Directed by: Olivier Nakache and Eric Toledano
Premise: A wealthy quadriplegic (François Cluzet) hires an impoverished man (Omar Sy) to be his caretaker.
What Works: The Intouchables is a feel good picture that is very entertaining. Although the premise of the film suggests that it would be stuffy or sentimental, The Intouchables is neither and it is a good humored film that manages to connect with viewers instead of keeping them at bay. The filmmakers accomplish this primarily through comic relief and The Intouchables is a very amusing film, the kind of picture that will keep a viewer smiling from beginning to end. The humor is primarily situational; The Intouchables is an odd couple movie that combines a wealthy and staid Caucasian character with an impoverished but flamboyant African character. The film runs the risk of being entirely stereotypical and admittedly The Intouchables does play along familiar economic and ethnic lines but it isn’t trapped by them and the screenplay by Olivier Nakache and Eric Toledano fleshes out the characters to make them whole people who are more than their skin color, ability, or economic status. The actors take the material and run with it and both of the leads deliver terrific performances. The flashier of the two actors is Omar Sy as the caretaker. He is the fish out of water in this scenario and Sy gets a lot of opportunities for humor, sometimes playing the fool but also pointing out the foolishness that only he can see. But he isn’t a total buffoon and the film’s depiction of his background and home life make him more than just a jokester. Less flamboyant but no less impressive is François Cluzet as the paralyzed aristocrat. Because of the character’s condition, Cluzet is limited in what he can do but the actor uses that limitation to his advantage and makes a lot of subtle choices with his voice and facial expressions that reveal a lot about the inner struggles of the character. The film emphasizes the humanity of the characters and The Intouchables manages to be an affecting film because the characterization and the themes of the story emphasize the dignity of the characters. Sy and Cluzet’s characters possess a basic respect for each other and in their activities the men share the small joys of being alive by indulging in pleasures like art, music, and food. In this respect the filmmakers of The Intouchables manage to get to something real and do so earnestly.

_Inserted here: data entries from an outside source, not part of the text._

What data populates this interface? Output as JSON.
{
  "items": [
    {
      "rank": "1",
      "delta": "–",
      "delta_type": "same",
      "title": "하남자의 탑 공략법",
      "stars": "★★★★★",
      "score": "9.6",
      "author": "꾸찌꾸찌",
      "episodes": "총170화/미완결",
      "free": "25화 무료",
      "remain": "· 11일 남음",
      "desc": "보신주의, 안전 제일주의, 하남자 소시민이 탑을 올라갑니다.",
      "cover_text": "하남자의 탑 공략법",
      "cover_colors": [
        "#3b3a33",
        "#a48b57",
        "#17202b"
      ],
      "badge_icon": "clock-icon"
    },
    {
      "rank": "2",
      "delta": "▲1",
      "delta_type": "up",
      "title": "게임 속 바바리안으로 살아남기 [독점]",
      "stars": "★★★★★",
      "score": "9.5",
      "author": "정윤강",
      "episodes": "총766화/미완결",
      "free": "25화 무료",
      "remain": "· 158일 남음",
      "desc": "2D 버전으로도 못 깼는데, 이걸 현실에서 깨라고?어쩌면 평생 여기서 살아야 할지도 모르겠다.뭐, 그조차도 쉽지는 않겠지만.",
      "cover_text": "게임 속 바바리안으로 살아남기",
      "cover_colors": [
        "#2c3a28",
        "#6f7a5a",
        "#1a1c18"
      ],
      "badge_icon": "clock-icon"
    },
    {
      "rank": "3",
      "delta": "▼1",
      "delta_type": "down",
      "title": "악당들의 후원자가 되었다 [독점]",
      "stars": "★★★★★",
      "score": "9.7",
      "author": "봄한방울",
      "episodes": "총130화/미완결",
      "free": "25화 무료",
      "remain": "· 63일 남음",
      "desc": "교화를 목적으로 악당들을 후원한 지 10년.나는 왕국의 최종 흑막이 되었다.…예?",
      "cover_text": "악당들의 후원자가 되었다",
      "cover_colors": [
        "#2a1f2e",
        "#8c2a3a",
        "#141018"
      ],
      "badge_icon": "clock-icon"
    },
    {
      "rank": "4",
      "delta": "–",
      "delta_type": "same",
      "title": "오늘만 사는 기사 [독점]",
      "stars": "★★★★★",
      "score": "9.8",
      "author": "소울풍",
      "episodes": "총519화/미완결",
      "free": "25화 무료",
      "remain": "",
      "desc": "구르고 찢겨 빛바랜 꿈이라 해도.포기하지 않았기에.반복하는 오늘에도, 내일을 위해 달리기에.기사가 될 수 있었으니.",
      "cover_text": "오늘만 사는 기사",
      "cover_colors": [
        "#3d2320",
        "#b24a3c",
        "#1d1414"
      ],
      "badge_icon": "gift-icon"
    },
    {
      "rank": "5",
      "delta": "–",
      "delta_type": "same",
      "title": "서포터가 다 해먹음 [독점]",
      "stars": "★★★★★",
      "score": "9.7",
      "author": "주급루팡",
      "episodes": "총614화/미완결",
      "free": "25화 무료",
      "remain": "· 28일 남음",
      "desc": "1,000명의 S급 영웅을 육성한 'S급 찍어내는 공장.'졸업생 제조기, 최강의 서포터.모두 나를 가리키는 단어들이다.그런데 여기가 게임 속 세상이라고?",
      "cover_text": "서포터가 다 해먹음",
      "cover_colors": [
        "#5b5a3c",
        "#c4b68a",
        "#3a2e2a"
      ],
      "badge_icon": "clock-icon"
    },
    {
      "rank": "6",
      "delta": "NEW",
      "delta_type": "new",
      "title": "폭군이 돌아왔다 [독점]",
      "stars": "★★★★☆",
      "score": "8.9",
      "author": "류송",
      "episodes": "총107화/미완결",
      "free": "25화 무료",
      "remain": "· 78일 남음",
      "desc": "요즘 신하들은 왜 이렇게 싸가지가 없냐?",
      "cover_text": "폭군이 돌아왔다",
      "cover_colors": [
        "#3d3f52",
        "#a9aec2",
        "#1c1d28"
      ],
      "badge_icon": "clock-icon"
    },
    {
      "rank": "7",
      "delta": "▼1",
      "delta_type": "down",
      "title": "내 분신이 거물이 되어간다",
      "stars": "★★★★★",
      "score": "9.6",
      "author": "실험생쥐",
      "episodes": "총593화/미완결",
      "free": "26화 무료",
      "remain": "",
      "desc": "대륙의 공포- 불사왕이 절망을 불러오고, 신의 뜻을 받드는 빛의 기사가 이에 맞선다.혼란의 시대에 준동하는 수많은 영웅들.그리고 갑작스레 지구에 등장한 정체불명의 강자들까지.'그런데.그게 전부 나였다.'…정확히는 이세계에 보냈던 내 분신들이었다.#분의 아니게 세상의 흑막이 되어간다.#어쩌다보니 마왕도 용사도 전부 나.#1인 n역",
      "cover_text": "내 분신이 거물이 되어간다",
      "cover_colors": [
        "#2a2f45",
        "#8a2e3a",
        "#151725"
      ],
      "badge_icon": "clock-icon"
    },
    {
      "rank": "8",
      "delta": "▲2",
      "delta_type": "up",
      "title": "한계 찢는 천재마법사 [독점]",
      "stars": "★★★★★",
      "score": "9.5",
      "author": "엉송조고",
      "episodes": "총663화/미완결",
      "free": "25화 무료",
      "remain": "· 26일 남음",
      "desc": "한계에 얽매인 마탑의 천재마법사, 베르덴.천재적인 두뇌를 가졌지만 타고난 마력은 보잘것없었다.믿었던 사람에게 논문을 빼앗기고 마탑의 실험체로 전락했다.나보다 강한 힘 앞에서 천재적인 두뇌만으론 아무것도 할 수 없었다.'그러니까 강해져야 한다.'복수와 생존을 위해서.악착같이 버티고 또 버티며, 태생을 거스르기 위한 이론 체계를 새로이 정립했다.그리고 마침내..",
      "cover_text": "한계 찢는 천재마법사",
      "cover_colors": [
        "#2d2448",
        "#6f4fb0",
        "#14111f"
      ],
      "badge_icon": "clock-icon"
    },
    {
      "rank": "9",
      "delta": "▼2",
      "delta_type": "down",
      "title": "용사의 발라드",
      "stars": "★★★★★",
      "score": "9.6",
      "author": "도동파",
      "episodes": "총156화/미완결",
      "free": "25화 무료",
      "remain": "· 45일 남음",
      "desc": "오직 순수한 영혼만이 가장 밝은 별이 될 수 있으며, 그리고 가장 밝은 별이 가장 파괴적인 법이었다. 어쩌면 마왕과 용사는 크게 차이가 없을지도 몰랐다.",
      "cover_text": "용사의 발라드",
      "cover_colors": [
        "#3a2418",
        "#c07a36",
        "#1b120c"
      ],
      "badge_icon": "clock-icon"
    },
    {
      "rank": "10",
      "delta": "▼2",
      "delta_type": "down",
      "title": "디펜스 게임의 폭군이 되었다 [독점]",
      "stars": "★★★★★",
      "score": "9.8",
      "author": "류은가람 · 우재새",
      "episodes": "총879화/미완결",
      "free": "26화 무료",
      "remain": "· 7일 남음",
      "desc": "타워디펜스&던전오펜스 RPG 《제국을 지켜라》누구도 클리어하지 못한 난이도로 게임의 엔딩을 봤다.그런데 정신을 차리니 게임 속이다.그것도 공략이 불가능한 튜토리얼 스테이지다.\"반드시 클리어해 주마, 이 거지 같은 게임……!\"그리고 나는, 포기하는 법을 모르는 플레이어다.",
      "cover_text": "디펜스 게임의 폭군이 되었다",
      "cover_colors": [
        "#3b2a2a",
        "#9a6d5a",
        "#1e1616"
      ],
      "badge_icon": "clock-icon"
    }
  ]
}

What Doesn’t: The Intouchables is a film that gets by on its charm. That isn’t such a bad or unusual feature; many of the noteworthy films of the studio era in American film like Some Like It Hot or It Happened One Night are not dense tracts on the human condition but they succeed because they are likeable films that are very well made. The Intouchables stands among those kinds of pictures and it is a pleasant film to watch although it is also a fairly perfunctory story. The narrative follows the standard format of an odd couple bromance and in its adherence to the formula the film features a hiccup in the storytelling. As in most buddy movies, the pair is driven apart by a misunderstanding but the issue that creates a wedge between them does not seem credible and neither of the men’s reactions make much sense. The film’s depiction of the relationship between Cluzet’s character and his daughter is also questionable. The daughter is clearly troubled but the film is so focused on the relationship between the two men that she is virtually ignored.
Bottom Line: Whatever its shortcomings The Intouchables is a terrific film. Like The Artist or Slumdog Millionaire it not a movie that is terribly deep but its outlook is so life affirming, its characters are so engaging, and its story is so charming that it is impossible to resist.